Obama will have to show the proof he has never yet shown. “Showdown on Syria chemical weapons expected at G-20 summit in Russia,” by Holly Yan and Greg Botelho for CNN, September 5:
(CNN) — It’s supposed to be a summit about the global economy, but the debate over possible military strikes for Syria’s apparent use of chemical weapons will likely overshadow the G-20 conference this week.
The meeting in Russia will pit two leaders with polar opposite views on Syria — U.S. President Barack Obama, who wants to launch limited military strikes against the Syrian regime, and Russian President Vladimir Putin, whose country stands by its longtime ally in the Middle East.
The views of the 18 other countries at the G-20 run the gamut — but could be influenced by whatever happens in St. Petersburg.
Calls for intervention in Syria intensified after an alleged chemical weapons attack in rebel strongholds last month left about 1,400 people dead, according to U.S. estimates.
The French parliament is expected to debate military action against Syria this week. But there’s not a lot of nationwide support for such an intervention — only one in three people in France endorses punishing Syria.

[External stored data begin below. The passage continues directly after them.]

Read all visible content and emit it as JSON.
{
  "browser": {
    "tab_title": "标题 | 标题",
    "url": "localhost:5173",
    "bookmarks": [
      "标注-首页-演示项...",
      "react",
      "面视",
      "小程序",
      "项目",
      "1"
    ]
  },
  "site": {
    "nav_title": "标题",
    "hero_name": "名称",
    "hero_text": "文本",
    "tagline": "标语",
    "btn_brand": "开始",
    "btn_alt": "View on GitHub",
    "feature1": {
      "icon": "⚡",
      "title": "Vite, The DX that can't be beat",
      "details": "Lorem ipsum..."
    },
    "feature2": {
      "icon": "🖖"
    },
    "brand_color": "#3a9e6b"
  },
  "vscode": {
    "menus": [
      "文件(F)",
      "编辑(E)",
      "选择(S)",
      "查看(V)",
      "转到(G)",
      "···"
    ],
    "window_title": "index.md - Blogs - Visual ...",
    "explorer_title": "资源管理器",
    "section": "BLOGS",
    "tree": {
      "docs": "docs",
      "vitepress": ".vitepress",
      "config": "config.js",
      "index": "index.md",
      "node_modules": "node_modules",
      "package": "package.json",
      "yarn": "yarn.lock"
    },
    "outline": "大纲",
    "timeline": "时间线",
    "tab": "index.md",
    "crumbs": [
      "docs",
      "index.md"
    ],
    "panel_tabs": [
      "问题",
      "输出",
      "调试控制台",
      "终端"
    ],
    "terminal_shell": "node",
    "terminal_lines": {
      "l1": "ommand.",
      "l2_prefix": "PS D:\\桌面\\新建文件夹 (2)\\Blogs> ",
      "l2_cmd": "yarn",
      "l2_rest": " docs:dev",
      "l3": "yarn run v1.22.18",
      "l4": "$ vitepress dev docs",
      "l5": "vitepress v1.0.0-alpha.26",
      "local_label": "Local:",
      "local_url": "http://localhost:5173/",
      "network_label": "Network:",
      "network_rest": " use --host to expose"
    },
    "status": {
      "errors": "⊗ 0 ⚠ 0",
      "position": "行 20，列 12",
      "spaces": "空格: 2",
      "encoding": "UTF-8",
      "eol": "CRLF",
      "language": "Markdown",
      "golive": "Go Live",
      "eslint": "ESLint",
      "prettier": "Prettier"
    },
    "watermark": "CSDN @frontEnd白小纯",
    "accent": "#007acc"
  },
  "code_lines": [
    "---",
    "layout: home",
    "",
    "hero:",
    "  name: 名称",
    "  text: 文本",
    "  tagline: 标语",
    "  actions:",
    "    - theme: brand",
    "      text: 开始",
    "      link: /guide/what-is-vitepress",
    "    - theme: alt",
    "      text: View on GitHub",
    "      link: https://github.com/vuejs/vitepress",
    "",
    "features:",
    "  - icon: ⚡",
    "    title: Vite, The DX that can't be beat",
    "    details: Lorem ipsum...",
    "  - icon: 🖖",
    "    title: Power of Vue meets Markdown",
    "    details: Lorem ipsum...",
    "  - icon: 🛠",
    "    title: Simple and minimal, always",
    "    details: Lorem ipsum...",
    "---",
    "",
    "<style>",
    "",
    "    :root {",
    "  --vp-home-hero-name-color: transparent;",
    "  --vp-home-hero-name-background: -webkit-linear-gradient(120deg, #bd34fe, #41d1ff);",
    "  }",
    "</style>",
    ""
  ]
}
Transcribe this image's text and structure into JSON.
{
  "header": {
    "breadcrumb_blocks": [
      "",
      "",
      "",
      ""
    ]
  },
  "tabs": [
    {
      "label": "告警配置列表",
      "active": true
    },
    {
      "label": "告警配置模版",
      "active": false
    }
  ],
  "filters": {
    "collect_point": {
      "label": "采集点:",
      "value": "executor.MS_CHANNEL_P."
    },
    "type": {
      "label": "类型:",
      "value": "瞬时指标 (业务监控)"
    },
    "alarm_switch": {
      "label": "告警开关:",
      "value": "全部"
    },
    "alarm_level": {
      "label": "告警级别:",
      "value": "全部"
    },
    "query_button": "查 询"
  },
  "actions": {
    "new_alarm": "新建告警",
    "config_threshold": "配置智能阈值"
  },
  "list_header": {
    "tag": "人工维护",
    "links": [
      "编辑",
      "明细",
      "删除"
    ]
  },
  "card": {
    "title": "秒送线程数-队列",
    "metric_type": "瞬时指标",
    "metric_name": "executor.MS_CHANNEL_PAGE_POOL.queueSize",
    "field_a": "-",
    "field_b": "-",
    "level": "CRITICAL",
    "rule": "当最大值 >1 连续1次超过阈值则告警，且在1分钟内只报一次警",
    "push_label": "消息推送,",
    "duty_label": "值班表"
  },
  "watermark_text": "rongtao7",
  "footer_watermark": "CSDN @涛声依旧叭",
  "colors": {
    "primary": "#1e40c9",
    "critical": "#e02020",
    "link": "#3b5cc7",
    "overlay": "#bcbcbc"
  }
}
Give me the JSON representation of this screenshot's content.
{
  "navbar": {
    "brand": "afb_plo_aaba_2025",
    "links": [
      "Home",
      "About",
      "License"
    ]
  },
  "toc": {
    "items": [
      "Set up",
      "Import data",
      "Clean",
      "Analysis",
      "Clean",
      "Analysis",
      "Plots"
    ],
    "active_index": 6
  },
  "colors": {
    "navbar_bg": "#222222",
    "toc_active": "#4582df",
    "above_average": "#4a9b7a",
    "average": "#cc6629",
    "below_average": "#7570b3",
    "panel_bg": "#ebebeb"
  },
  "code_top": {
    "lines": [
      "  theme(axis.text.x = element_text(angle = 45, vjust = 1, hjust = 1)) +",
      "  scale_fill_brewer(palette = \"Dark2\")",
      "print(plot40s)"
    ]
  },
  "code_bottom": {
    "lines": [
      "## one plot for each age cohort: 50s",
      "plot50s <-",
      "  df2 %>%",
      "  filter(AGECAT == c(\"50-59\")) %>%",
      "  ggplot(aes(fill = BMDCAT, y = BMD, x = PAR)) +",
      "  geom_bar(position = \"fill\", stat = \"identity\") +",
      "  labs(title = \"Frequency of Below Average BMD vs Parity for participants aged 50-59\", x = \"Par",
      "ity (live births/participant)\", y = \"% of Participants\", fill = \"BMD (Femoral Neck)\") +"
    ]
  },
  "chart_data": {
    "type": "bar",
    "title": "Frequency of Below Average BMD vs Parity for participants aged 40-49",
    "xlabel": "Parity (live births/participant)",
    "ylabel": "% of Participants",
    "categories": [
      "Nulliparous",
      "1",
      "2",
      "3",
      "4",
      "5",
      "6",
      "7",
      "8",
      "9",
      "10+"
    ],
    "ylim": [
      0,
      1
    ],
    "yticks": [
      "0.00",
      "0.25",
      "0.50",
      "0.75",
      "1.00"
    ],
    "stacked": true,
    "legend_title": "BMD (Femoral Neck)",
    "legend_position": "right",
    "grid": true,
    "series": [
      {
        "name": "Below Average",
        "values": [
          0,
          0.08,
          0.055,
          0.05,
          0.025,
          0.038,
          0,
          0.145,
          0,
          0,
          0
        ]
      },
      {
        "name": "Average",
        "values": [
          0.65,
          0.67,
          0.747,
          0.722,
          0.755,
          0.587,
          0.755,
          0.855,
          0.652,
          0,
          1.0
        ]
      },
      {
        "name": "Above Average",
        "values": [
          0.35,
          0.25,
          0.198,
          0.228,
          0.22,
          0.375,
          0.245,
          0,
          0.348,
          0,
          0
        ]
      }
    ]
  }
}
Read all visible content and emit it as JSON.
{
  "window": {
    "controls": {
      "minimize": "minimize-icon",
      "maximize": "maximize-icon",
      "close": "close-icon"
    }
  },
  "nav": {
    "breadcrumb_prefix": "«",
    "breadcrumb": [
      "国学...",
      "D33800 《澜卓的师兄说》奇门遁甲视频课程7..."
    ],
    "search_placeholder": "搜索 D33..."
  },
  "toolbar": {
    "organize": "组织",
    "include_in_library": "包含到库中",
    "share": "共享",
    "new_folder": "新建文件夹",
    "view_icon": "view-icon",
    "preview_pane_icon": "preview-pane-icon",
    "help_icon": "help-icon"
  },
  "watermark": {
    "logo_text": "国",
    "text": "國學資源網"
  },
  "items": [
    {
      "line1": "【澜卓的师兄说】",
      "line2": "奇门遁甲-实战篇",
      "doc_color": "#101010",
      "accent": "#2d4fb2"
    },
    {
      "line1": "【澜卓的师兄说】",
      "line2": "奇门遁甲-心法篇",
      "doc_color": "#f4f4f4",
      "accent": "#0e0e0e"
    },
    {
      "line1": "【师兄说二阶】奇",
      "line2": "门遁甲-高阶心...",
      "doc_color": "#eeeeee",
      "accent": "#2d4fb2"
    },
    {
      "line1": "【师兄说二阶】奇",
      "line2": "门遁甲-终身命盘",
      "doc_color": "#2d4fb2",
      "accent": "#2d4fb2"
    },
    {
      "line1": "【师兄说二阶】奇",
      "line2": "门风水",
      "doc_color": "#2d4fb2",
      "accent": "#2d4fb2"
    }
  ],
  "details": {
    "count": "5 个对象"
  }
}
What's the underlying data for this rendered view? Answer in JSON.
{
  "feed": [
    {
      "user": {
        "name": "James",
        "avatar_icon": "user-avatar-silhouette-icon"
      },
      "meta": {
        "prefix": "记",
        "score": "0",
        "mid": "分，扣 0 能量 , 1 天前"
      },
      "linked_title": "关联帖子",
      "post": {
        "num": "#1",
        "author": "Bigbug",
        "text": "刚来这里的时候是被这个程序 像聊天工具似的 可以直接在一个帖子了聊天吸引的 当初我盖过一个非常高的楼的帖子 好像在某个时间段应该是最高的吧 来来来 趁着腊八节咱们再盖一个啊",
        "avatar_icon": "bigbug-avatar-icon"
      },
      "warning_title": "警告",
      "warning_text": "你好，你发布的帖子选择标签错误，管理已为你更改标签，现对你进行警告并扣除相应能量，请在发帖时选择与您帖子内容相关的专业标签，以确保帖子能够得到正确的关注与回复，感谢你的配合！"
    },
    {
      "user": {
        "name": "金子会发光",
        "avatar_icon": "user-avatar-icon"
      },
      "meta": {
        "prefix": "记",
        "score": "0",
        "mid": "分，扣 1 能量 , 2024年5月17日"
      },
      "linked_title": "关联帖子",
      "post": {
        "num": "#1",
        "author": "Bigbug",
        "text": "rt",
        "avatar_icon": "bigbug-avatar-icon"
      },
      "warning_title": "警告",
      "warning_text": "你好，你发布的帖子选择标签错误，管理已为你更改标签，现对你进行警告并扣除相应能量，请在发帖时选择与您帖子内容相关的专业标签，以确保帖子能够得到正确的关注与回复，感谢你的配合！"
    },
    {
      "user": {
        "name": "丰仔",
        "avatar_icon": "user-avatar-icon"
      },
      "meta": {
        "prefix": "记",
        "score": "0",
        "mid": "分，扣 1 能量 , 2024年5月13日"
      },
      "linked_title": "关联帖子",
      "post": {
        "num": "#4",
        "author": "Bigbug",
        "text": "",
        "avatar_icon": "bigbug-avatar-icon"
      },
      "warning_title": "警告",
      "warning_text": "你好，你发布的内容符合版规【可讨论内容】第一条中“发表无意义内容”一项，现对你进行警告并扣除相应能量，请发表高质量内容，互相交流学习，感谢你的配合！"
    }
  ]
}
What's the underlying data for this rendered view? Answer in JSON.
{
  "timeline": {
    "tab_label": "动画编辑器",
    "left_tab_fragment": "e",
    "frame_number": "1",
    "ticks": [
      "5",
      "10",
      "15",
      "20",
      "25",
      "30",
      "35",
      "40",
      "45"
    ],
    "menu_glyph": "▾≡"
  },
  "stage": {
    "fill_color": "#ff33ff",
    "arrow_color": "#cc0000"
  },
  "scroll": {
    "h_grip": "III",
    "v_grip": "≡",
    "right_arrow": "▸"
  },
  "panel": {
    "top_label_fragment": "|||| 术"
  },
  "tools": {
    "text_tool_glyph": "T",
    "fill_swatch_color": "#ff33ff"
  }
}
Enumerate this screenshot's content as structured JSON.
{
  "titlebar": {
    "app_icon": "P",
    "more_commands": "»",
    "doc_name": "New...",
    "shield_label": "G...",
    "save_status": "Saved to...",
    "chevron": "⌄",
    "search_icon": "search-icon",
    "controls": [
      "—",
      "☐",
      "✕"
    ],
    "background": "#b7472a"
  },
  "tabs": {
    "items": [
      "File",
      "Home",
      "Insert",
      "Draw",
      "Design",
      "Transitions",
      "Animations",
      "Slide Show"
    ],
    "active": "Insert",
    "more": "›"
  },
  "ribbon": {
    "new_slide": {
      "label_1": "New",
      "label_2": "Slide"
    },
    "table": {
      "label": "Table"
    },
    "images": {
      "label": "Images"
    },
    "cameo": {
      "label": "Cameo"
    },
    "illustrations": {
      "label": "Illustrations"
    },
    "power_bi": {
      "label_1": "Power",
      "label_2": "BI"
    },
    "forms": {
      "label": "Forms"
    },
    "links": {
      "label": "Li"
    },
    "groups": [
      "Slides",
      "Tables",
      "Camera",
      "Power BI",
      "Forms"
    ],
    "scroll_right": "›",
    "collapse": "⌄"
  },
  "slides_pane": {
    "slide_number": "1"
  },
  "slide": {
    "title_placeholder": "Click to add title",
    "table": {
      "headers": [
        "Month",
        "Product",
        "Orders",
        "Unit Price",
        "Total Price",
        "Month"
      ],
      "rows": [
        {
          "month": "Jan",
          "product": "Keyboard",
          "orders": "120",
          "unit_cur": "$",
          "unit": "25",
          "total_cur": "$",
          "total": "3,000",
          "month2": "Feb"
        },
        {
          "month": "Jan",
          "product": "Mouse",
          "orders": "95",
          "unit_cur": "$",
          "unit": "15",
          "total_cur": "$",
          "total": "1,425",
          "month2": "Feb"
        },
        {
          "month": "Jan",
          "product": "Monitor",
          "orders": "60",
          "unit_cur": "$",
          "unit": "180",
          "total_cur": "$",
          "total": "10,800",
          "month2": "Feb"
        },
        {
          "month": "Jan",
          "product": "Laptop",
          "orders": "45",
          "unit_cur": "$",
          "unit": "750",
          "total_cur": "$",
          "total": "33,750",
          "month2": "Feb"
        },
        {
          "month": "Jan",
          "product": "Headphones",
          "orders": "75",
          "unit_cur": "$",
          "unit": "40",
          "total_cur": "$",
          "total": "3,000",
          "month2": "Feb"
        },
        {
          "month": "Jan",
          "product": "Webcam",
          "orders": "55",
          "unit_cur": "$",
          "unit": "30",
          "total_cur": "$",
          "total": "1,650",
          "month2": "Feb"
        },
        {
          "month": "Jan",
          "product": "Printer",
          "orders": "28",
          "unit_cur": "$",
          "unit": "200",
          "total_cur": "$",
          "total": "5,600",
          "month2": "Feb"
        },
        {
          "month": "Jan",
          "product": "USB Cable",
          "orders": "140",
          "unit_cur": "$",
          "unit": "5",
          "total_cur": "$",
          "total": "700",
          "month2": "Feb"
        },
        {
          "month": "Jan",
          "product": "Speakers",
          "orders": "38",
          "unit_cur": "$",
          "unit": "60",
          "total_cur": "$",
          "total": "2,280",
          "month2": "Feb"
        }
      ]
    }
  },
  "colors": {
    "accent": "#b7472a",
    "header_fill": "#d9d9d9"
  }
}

President Francois Hollande will wait to hear the decision by the U.S. Congress on whether Washington will take military action on Syria before he addresses the French public directly, Foreign Minister Laurent Fabius told CNN affiliate France 2 Thursday.
But France and the rest of the world will have to wait; the U.S. Senate isn’t expected to vote on a resolution for targeted military strikes until next week.
Britain, normally a dependable U.S. ally in military affairs, has voted against taking any military action.
And Iran said it will defend Syria at any cost.
“We will support Syria to the end,” Revolutionary Guard commander Gen. Qassem Soleimani said.